If the government agrees that this is indeed a sound social, environmental and fiscal policy, it ought to put a line on my income-tax return for me to take the deduction.

Of course, an argumentive neighbor might say that the "$1,825 in auto-related costs" I save each year should be all the incentive I need to ride a bike to work. That and the likelihood that I'm saving myself thousands of dollars in future (or current) medical treatment by riding. (In fact, my neighbor might have a point in saying that I should have to pay the government because I ride to work. After all, chances are that I'll live several years longer than I would have if I'd kept driving to work while ramming doughnuts into my mouth, and therefore wil be a substantially bigger liability to Social Security, Medicare and society as a whole. I couldn't argue, but I could piss on my neighbor's grave someday.)

But instead of giving that money to me and other people who keep bike racks on their cars all the time so they can drive 20 miles on the weekend to an appropriate "multi-use trail" and ride to Akron, our friends in Congress think it better to let cigarette-smoking bean counters in the corporate accounting office decide who gets the dough, and how. Who will get it? Mostly millionaires.
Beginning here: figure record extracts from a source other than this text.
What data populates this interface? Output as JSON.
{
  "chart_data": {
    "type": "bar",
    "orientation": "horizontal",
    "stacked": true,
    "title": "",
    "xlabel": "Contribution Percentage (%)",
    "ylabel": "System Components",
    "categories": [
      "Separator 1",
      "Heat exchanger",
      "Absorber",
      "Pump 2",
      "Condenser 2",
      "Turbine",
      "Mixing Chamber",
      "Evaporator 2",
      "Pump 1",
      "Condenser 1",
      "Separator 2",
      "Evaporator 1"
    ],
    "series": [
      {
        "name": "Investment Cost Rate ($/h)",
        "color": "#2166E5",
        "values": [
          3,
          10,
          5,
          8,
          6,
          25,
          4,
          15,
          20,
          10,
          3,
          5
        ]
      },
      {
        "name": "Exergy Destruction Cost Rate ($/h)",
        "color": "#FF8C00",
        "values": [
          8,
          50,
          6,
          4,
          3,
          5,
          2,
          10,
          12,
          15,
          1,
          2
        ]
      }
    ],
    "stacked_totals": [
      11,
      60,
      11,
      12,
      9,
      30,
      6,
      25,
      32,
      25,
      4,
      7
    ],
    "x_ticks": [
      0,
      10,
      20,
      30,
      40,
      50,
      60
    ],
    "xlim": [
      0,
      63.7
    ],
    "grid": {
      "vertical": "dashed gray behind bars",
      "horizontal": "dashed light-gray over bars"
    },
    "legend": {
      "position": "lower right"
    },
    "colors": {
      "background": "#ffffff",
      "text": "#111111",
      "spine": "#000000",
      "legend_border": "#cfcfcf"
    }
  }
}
Thank God we've incentivized bike commuting, eh?

The dildos who run "bike advocacy" lobbies in Washington and spend do-gooders' tax-deductible donations on silly "Bike-Friendly Cities" campaigns and political-campaign contributions (to Blumenauer, among others) call this progress. Rome wasn't built in a day, now was it? And unlike the Gingrich assholes who rammed detestible riders onto every appropriations bill that subsidized corporate fat cats and denuded social-service programs like napalm attacks on the underclass, the backers of this bill got it passed on its own merits as a stand-alone measure. Oh. Wait. Scratch that. Since it failed for seven straight years (including in a Dem-controlled
Congress), they jammed it into the bailout bill, along with billions of dollars in other pork. I almost forgot.

Must be that helmet-induced brain damage.

- JN

3 comments:

Anonymous said...

Nice attitude.

Gary Burkholder said...

I think you may have misinterpreted the legislation. See this link. "The $20 a month tax relief per bicycle commuting employee is to cover the cost of any employer reimbursement for reasonable expenses incurred by the employee..."

"Bottom line: Employers could count as a deductible business expense a tax-free $20 monthly reimbursement to workers who bike to work."

I hope providing bicycle parking would not be considered 'reimbursement' of expenses incurred by the employee. I'll have to find the original legislation that was ammended to include commuting by bicycle to see how it defined reimbursement.

Anonymous said...

I read it, and he's right. It includes bike "storage" as an employer incentive/reimbursment.